Il a socialisé la kabylité en tant que mode de pensée et du vivre. Son lieu de vocation à At Hmed dans le Arche d’Aït Yahya n’était pas une citadelle de la théologie mais le temple de la pensée kabyle. C’est ainsi que son intervention dans le paysage kabyle de son époque a empêché que la langue soit abandonnée aux seuls hommes de culte. Elle aurait été alors enfermée, enveloppée et étouffée sur le sacré. En optant à sa «démocratisation» Chikh Mohand a libéré l’initiative de la parole et partant celle de l’effort.

Il a enclenché l’influence de la raison sur la spiritualité parce qu’il savait d’autant que les certitudes absolues sont des pièges abominables. Dans le sillage de la rénovation Mohandienne, la tradition n’est plus perçue comme étant une faute par rapport à la doctrine religieuse mais comme un substrat à partir duquel on innove ; ce qui naturellement impulse un mouvement nécessaire à l’intelligence. Il considérait que les expériences successives sont des étapes nécessaires à la croissance de l’esprit et que la vie était un temps et donc un tas d’épreuves. Le langage réfléchi et ouvert sur la curiosité devient alors un langage consommable. Si pour Jamake Highwater dans «L’esprit de l’Aube» paru aux éditions L’Age d’Homme en 1984 «Le langage nous permet de nous exprimer mais il fixe aussi des limites à ce que nous sommes capables de dire», Chikh Mohand justement dépasse ces limites et va au-delà de toute préconception arrêtée des choses nommées.

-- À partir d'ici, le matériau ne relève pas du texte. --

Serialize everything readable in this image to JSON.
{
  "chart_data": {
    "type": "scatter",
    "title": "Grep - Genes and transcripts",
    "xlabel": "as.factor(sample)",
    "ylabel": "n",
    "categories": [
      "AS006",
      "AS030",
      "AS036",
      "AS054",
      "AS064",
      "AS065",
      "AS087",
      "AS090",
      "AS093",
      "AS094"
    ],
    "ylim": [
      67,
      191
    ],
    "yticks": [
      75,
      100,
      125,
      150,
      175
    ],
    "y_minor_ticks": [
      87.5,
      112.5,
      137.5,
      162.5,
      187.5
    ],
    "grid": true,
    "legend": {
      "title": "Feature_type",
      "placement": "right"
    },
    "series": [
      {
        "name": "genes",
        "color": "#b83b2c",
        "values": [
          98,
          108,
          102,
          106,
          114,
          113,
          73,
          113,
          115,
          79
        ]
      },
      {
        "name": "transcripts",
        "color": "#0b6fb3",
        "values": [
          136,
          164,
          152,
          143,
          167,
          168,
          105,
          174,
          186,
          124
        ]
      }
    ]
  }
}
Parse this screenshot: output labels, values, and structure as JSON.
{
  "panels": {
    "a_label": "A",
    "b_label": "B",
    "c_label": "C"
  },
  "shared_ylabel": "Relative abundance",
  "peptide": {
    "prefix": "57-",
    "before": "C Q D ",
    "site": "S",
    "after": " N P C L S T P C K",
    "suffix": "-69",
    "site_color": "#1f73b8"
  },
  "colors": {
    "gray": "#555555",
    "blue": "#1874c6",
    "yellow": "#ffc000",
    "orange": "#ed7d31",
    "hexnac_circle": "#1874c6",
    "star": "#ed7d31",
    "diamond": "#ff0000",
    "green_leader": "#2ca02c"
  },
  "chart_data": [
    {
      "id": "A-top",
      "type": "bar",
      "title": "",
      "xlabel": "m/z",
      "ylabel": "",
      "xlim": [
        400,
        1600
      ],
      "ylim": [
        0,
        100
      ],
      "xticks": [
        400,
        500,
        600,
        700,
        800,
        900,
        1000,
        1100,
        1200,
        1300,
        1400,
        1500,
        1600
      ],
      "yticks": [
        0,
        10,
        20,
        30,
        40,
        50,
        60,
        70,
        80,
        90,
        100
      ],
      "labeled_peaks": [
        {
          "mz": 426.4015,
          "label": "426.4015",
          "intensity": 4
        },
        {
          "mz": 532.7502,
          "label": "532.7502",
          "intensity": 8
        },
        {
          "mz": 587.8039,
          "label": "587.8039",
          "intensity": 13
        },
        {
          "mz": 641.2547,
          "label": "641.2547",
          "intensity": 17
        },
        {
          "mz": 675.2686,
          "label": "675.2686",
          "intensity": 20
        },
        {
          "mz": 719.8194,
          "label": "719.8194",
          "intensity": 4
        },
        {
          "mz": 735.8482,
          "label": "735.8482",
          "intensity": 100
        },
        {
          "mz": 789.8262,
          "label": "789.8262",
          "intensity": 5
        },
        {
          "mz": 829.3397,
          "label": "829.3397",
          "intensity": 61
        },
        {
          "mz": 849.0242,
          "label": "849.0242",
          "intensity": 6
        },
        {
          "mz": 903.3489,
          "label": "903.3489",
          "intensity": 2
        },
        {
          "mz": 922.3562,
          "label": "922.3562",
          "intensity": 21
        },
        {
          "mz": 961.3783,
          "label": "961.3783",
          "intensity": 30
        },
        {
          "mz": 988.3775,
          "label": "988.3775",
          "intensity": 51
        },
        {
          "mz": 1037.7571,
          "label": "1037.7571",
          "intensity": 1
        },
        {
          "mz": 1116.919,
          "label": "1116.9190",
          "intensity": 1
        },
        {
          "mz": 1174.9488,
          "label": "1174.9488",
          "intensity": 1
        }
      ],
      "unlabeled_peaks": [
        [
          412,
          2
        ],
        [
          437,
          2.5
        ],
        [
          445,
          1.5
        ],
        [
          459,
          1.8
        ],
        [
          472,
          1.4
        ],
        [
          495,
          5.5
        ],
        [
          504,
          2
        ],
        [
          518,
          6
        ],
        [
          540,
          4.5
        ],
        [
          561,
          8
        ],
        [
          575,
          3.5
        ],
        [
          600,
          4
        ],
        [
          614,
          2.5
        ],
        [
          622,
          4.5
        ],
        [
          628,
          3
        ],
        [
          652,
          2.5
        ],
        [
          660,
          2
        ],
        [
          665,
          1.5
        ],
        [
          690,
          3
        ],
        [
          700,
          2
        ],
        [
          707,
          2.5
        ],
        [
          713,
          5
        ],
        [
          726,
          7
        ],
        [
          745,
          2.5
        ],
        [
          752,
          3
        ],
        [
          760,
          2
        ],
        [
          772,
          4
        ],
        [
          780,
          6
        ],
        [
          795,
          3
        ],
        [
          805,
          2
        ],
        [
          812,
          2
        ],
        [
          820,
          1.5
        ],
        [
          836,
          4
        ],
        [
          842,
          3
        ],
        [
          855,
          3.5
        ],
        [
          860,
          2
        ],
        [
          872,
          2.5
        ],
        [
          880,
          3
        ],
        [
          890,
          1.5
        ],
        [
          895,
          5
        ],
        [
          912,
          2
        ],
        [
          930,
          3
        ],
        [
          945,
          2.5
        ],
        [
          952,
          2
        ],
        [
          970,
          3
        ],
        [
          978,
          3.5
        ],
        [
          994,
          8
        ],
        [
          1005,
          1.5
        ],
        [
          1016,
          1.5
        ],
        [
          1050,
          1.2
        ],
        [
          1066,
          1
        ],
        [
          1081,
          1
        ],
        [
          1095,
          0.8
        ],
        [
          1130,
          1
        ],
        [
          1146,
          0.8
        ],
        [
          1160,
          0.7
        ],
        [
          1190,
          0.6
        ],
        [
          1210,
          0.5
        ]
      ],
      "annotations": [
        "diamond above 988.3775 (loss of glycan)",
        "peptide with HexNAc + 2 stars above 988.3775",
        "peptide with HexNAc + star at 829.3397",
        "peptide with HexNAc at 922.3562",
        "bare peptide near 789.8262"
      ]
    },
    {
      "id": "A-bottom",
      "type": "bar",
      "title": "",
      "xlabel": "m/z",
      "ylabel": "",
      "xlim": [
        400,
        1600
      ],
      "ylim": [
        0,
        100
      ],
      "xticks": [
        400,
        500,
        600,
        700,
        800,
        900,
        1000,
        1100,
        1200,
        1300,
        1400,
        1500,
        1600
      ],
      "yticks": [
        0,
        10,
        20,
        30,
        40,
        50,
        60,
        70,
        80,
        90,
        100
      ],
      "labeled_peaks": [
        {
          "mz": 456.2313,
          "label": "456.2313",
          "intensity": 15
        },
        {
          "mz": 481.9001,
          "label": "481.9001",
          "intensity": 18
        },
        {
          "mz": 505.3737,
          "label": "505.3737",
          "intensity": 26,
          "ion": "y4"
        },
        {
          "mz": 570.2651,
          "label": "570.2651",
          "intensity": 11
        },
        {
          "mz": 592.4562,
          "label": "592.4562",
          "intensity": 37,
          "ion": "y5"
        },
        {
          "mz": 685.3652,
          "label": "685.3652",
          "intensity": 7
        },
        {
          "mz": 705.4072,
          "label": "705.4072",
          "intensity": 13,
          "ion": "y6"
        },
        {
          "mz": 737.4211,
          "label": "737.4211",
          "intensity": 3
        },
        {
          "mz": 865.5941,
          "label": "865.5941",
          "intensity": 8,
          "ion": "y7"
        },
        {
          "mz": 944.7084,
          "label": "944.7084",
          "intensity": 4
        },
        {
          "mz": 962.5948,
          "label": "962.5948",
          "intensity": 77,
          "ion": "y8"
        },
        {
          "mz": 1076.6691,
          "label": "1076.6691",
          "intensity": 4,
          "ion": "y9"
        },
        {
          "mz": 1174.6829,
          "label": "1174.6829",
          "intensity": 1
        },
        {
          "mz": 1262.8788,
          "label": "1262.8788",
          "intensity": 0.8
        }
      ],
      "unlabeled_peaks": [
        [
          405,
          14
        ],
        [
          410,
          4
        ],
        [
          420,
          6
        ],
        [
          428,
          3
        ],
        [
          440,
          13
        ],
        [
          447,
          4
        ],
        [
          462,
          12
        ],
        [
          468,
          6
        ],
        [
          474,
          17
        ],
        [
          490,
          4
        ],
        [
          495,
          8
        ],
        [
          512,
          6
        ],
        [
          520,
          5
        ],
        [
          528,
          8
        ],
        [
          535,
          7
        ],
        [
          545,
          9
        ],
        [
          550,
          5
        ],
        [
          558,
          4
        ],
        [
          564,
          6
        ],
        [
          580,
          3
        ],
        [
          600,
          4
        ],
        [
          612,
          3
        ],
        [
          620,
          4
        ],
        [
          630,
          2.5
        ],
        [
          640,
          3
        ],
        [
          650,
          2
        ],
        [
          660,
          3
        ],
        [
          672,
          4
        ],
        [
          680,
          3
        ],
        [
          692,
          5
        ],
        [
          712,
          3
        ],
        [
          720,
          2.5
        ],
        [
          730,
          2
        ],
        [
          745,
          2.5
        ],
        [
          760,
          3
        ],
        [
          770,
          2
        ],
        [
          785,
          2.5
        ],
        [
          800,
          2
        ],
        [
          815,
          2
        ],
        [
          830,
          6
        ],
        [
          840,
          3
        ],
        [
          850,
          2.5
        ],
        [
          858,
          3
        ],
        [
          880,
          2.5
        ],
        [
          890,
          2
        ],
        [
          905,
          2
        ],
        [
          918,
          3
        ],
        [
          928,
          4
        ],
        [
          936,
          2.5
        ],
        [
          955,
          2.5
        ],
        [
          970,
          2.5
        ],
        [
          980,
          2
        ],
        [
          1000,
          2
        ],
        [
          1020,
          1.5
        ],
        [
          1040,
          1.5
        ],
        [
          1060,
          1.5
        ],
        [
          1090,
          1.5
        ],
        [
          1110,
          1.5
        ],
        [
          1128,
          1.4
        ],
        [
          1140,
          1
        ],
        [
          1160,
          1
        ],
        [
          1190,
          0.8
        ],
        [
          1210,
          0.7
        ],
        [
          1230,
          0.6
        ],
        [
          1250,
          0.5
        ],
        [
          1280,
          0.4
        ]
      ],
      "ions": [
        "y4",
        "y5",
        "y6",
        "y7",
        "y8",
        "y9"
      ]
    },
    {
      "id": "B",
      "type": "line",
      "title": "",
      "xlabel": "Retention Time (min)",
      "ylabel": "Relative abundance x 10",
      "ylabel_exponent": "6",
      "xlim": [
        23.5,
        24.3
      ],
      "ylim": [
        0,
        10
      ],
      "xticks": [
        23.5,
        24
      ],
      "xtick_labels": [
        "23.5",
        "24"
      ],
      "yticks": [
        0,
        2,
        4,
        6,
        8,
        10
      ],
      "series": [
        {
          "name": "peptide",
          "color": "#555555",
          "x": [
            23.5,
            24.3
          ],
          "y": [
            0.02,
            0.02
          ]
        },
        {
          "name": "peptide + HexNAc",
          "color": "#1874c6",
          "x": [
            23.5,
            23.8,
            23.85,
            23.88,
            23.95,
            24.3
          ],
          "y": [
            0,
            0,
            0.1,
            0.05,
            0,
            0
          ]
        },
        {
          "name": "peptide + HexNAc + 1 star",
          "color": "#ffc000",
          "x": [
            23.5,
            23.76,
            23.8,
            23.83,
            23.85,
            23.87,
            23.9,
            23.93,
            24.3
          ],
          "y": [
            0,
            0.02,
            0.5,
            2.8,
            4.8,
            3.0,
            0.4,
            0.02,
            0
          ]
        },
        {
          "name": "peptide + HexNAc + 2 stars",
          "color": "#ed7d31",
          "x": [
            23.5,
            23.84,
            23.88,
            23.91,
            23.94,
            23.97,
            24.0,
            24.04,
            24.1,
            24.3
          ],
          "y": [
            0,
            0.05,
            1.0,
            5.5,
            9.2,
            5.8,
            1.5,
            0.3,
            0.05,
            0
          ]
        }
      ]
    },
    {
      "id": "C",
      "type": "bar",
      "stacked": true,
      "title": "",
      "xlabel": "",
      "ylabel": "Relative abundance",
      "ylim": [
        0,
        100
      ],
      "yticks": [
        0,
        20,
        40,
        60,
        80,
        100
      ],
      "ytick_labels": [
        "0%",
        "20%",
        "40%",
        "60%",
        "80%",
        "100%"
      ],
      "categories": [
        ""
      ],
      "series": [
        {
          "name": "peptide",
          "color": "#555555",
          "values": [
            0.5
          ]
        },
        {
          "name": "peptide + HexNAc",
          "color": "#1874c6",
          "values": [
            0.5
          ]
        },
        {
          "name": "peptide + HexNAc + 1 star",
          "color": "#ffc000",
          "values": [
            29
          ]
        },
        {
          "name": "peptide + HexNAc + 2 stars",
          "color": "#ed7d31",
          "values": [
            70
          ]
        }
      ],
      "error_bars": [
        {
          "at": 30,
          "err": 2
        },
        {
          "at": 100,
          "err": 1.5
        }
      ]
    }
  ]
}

La langue par laquelle il a communiqué n’était pas seulement un tout-venant de mots. Elle n’était pas un «chuchotement». Au contraire il y a découvert une extraordinaire liberté dont il s’est servi pour dire librement sa pensée. Parler de la pensée kabyle ne veut pas dire renfermement sur soi. Par pensée kabyle entendre un mode d’existence et de conception de la vie de la communauté kabyle en rapport, en harmonie et en accord avec le cours des évolutions de l’être en général et de son environnement. Toute la pensée de Chikh Mohand repose sur une réalisation toujours orientée vers la recherche, la connaissance et la découverte comme seul axe qui nous permet de travailler à notre accomplissement et à notre aboutissement. Ainsi disait-il «Bedd a twalidh, Ruh a d-tawidh, Qim oulach». N’est-ce pas que ses dits d’une densité spirituelle et humaine immense apportent de l’utilité à la pensée universelle. Autant dire qu’il est venu à temps dans un monde encore traditionnel mais en mutation. Mammeri conclut dans son ouvrage qu’il lui a consacré que : «Le 8 octobre 1901, un mardi, au milieu du jour, après une maladie, le Chikh rencontra la mort, que tant de vers de lui avaient jadis évoquée…».